300 Kilometer zuvor haben wir dasselbe schon einmal erlebt, mitten auf einer vierspurigen Autobahn. Dort haben wir es gerade noch zu einer Tankstelle mit einer kleinen Autowerkstatt geschafft. Der Mechaniker kroch unter den Bus und zog den Benzinfilter vom Schlauch. Bei vollem Tank! Benzin spritzte über sein Gesicht, seine Arme, seine Arbeitsjacke. Nachdem er den dreckigen Benzinfilter gesäubert, und unter einer zweiten Benzindusche wieder einsetzte, zündete er sich eine Zigarette an und sagte grinsend «Boom». Das Ganze erinnerte mich an einen Quentin Tarantino Film. Derselbe Humor. Bloss mit Benzin statt Blut. Wir dachten «Problem gelöst» und fuhren weiter. Jetzt stottert Orlando wieder und steht plötzlich still.
Wir setzen uns bei brütender Hitze ins Restaurant und bestellen eiskalte Limonade. Hier gibt es ausser diesem Restaurant und einer einsamen Strassenkreuzung weit und breit nur Kornfelder. Wenigstens steht Orlando im Schatten. Wir rufen unsere Pannenversicherung in der Schweiz an. Dann warten wir. Unser Telefon klingelt. Ein türkischer, überaus freundlicher Vertreter der sich als Mr. Oz vorstellt, schickt uns einen Abschleppwagen vorbei. Wir warten. Nichts passiert. Mehrere Stunden vergehen. Zurückrufen funktioniert nicht, weil unsere Nummer blockiert wird. Also rufen wir wieder unsere Versicherung in der Schweiz an. Die Schweiz telefoniert wieder mit Mr. Oz. Wir warten und schwitzen. Mr. Oz meldet sich in dem Moment, in welchem der lang ersehnte Abschleppwagen auf den Parkplatz vor dem Restaurant einbiegt. Orlando wird aufgeladen und wir fahren im Abendlicht mit arabischem Gangster-Rap aus dem Radio nach Nevşehir. Dort stellen wir Orlando vor einer Autowerkstatt ab und werden in ein schönes Hotel gebracht, welches Mr. Oz für uns ausgesucht hat. Wir duschen uns den Strassenstaub vom Körper und geniessen ein orientalisches Abendessen auf der Dachterrasse unseres Hotels, begleitet vom Ruf des Muezzins. Den ersten Schluck vom eiskalt servierten Bier werden wir so schnell nicht vergessen.

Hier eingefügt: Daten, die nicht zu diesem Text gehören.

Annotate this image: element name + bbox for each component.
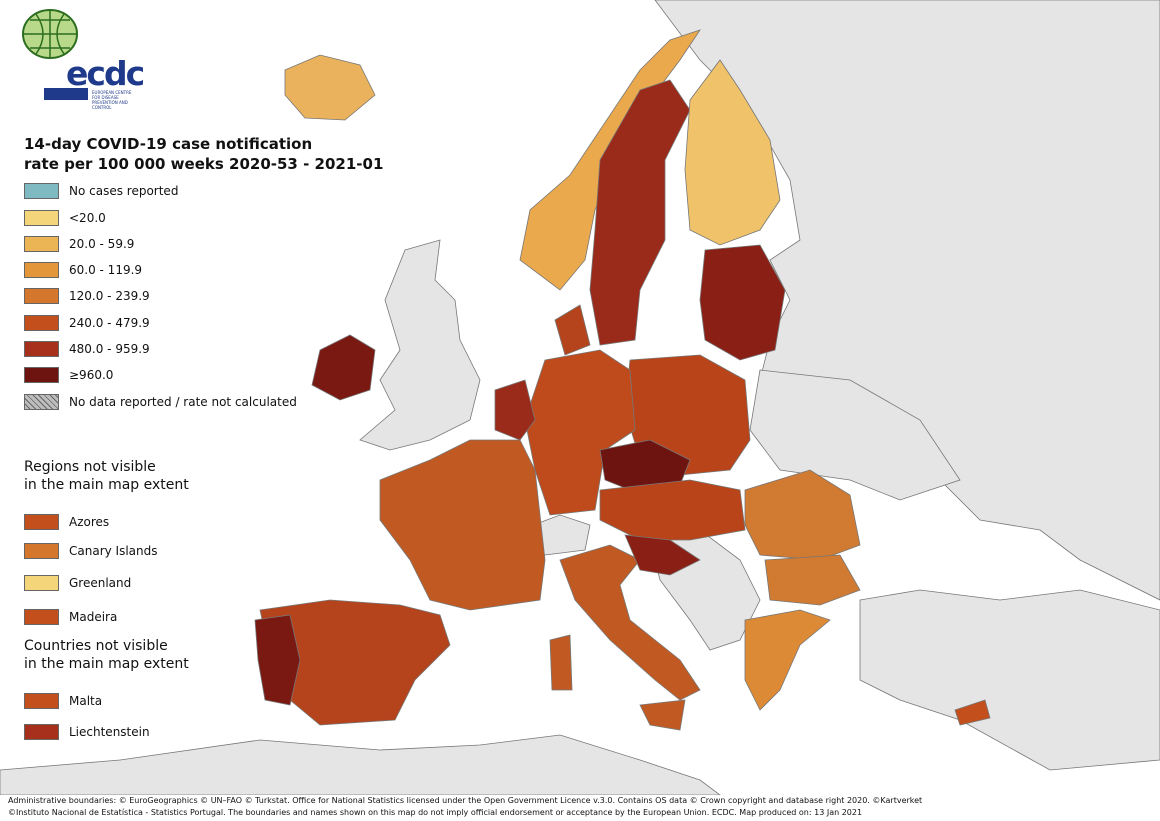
europe-map bbox=[0, 0, 1160, 795]
country-label: Malta bbox=[69, 694, 103, 708]
ecdc-logo: ecdc EUROPEAN CENTRE FOR DISEASE PREVENT… bbox=[20, 6, 145, 110]
austria-hungary-slovakia bbox=[599, 479, 746, 541]
regions-title-line1: Regions not visible bbox=[24, 459, 156, 475]
legend-class-swatch bbox=[24, 183, 59, 199]
ireland bbox=[311, 334, 376, 401]
legend-class-swatch bbox=[24, 394, 59, 410]
region-swatch bbox=[24, 575, 59, 591]
regions-title-line2: in the main map extent bbox=[24, 477, 189, 493]
legend-class-swatch bbox=[24, 341, 59, 357]
legend-class-label: 240.0 - 479.9 bbox=[69, 316, 150, 330]
france bbox=[379, 439, 546, 611]
country-label: Liechtenstein bbox=[69, 725, 150, 739]
legend-class-swatch bbox=[24, 367, 59, 383]
region-label: Madeira bbox=[69, 610, 118, 624]
sicily bbox=[639, 699, 686, 731]
turkey-region bbox=[859, 589, 1160, 771]
footer-credits: Administrative boundaries: © EuroGeograp… bbox=[8, 795, 1158, 819]
cyprus bbox=[954, 699, 991, 726]
legend-class-label: 480.0 - 959.9 bbox=[69, 342, 150, 356]
romania bbox=[744, 469, 861, 561]
greece bbox=[744, 609, 831, 711]
portugal bbox=[254, 614, 301, 706]
legend-class-label: No data reported / rate not calculated bbox=[69, 395, 297, 409]
legend-class-label: No cases reported bbox=[69, 184, 179, 198]
region-swatch bbox=[24, 543, 59, 559]
iceland bbox=[284, 54, 376, 121]
footer-line2: ©Instituto Nacional de Estatística - Sta… bbox=[8, 808, 863, 817]
benelux bbox=[494, 379, 536, 441]
legend-class-swatch bbox=[24, 236, 59, 252]
countries-title-line2: in the main map extent bbox=[24, 656, 189, 672]
north-africa-region bbox=[0, 734, 721, 795]
legend-class-label: ≥960.0 bbox=[69, 368, 114, 382]
germany bbox=[524, 349, 636, 516]
footer-line1: Administrative boundaries: © EuroGeograp… bbox=[8, 796, 923, 805]
legend-class-swatch bbox=[24, 315, 59, 331]
globe-icon bbox=[22, 9, 78, 59]
denmark bbox=[554, 304, 591, 356]
legend-class-swatch bbox=[24, 262, 59, 278]
logo-wordmark: ecdc bbox=[66, 54, 145, 93]
baltics bbox=[699, 244, 786, 361]
slovenia-croatia bbox=[624, 534, 701, 576]
legend-title: 14-day COVID-19 case notification rate p… bbox=[24, 134, 404, 174]
eu-flag-icon bbox=[44, 88, 88, 100]
regions-section-title: Regions not visible in the main map exte… bbox=[24, 458, 264, 494]
legend-title-line1: 14-day COVID-19 case notification bbox=[24, 135, 313, 153]
finland bbox=[684, 59, 781, 246]
region-label: Canary Islands bbox=[69, 544, 158, 558]
logo-subtitle: EUROPEAN CENTRE FOR DISEASE PREVENTION A… bbox=[92, 90, 132, 110]
legend-class-swatch bbox=[24, 288, 59, 304]
legend-class-label: <20.0 bbox=[69, 211, 106, 225]
legend-class-label: 120.0 - 239.9 bbox=[69, 289, 150, 303]
sweden bbox=[589, 79, 691, 346]
countries-title-line1: Countries not visible bbox=[24, 638, 168, 654]
united-kingdom bbox=[359, 239, 481, 451]
region-swatch bbox=[24, 514, 59, 530]
country-swatch bbox=[24, 724, 59, 740]
bulgaria bbox=[764, 554, 861, 606]
country-swatch bbox=[24, 693, 59, 709]
countries-section-title: Countries not visible in the main map ex… bbox=[24, 637, 264, 673]
legend-class-label: 60.0 - 119.9 bbox=[69, 263, 143, 277]
legend-class-swatch bbox=[24, 210, 59, 226]
region-label: Greenland bbox=[69, 576, 132, 590]
region-swatch bbox=[24, 609, 59, 625]
belarus-ukraine bbox=[749, 369, 961, 501]
region-label: Azores bbox=[69, 515, 110, 529]
legend-title-line2: rate per 100 000 weeks 2020-53 - 2021-01 bbox=[24, 155, 384, 173]
legend-class-label: 20.0 - 59.9 bbox=[69, 237, 135, 251]
sardinia bbox=[549, 634, 573, 691]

Wir sind unserer AXA-Reiseversicherung sehr dankbar, dass alles so wunderbar geklappt hat. Die Panne kostete uns einen Moment Orientierungslosigkeit, Schweiss und viel Geduld. Sie gab uns aber auch die Gelegenheit, Orlando als vierter Mitreisender in einem anderen Licht zu sehen: Verletzlich, auf einem Abschleppwagen. Wehmütig betrachteten wir unseren Bus über den Rückspiegel des Pannenfahrzeugs. Unser Zuhause auf vier Rädern fährt nicht mehr. Wie wird unsere Reise weitergehen?
Am nächsten Tag stehen wir mitten im Autowerkstattquartier von Nevşehir. Die Sanayi ist ein Bazar von hundert nebeneinanderstehenden Autowerkstätten. Hier werden ganze Autos zersägt und wieder zusammengebaut. Es gibt Ersatzteilhändler, Autoelektriker, Spengler, Polsterer, Getriebespezialisten, Reifenverkäufer, Treibstofftank-Umbauer… Alle hier haben etwas gemeinsam: Schwarze Hände. Es riecht nach Benzin und Öl. Scheppernde Autos verschwinden in kleinen Garagen. Überall liegen alte Autoreifen rum. Es wird debattiert und gearbeitet. Mechaniker, die gerade nichts zu tun haben, rauchen Zigaretten oder trinken Tee. Kunden sitzen auf wackeligen Stühlen und warten auf ihre Autos. Hier gibt es keine Termine. Hier wird sofort repariert.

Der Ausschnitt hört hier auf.